Log in to the IDaaS enterprise center platform. In the top navigation bar, select "Resources > Applications", and click to enter the application to which you want to authorize accounts.

On the application details page, select "Shared Accounts" on the left. This page displays all shared accounts under this application. Click "More" in the operation column of a shared account to set users, responsible persons, and configure usage policies for the account.
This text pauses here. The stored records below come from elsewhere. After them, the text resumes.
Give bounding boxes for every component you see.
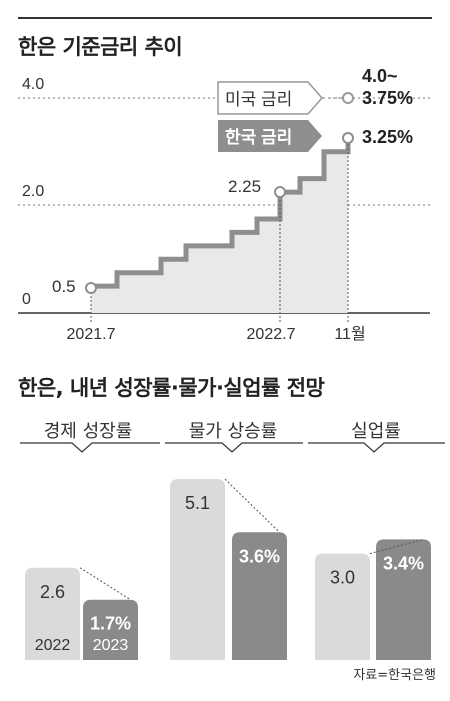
bar-connector [369, 538, 424, 555]
rate-chart: 4.0 2.0 0 0.5 2.25 3.25% 4.0~ 3.75% 미국 금… [18, 66, 430, 343]
y-tick-label: 2.0 [22, 183, 44, 200]
bar-value-label: 3.0 [330, 568, 355, 588]
us-rate-label: 4.0~ [362, 66, 398, 86]
bar-connector [224, 478, 280, 533]
outlook-chart-title: 한은, 내년 성장률·물가·실업률 전망 [18, 376, 325, 400]
group-bracket [308, 442, 445, 453]
legend-year-2022: 2022 [35, 637, 71, 654]
legend-year-2023: 2023 [93, 637, 129, 654]
data-point [274, 186, 286, 198]
point-label: 0.5 [52, 277, 76, 296]
us-rate-point [342, 92, 354, 104]
rate-chart-title: 한은 기준금리 추이 [18, 35, 183, 59]
rate-area [91, 138, 348, 313]
group-label-growth: 경제 성장률 [43, 421, 133, 442]
y-tick-label: 0 [22, 291, 31, 308]
group-label-inflation: 물가 상승률 [188, 421, 278, 442]
bar-2022-2 [315, 553, 370, 660]
data-point [342, 132, 354, 144]
group-bracket [165, 442, 303, 453]
group-label-unemployment: 실업률 [351, 421, 401, 442]
data-point [85, 282, 97, 294]
bar-connector [79, 567, 131, 601]
bar-value-label: 5.1 [185, 493, 210, 513]
us-rate-tag [217, 81, 323, 115]
us-rate-tag-label: 미국 금리 [225, 90, 292, 109]
bar-2023-2 [376, 539, 431, 660]
bar-2022-1 [170, 479, 225, 660]
x-tick-label: 2021.7 [67, 326, 116, 343]
y-tick-label: 4.0 [22, 76, 44, 93]
bar-value-label: 3.6% [239, 546, 280, 566]
point-label: 2.25 [228, 177, 261, 196]
bar-2022-0 [25, 567, 80, 660]
x-tick-label: 11월 [334, 325, 365, 343]
top-rule [18, 17, 432, 19]
point-label-final: 3.25% [362, 127, 413, 147]
x-tick-label: 2022.7 [247, 326, 296, 343]
bar-value-label: 2.6 [40, 582, 65, 602]
group-bracket [20, 442, 160, 453]
korea-rate-tag [218, 120, 322, 152]
korea-rate-step-line [91, 138, 351, 289]
bar-2023-0 [83, 599, 138, 660]
us-rate-label: 3.75% [362, 88, 413, 108]
bar-value-label: 1.7% [90, 614, 131, 634]
korea-rate-tag-label: 한국 금리 [225, 128, 292, 147]
source-note: 자료=한국은행 [353, 668, 436, 683]
bar-2023-1 [232, 532, 287, 660]
bar-value-label: 3.4% [383, 553, 424, 573]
You can view users who can use this account through policy calculation.
Users: set users who can use this shared account to access the application. When a user has both a normal application account and shared account usage permission under their name, a pop-up will prompt the user to choose one identity to log in after logging in to the application system.
Responsible Person: set the responsible person for this shared account. The responsible person can manage the shared account. Users can view shared accounts under their management in the user center and perform maintenance operations.

Click "Add Account" in the upper-right corner to manually add a shared account, set basic information such as account name and password, and manually add responsible persons/users or automatically add users by configuring policies. You can also import shared accounts and shared account policies from local on the "Settings > Import/Export" page. Users who meet the account policy are automatically assigned as shared account users.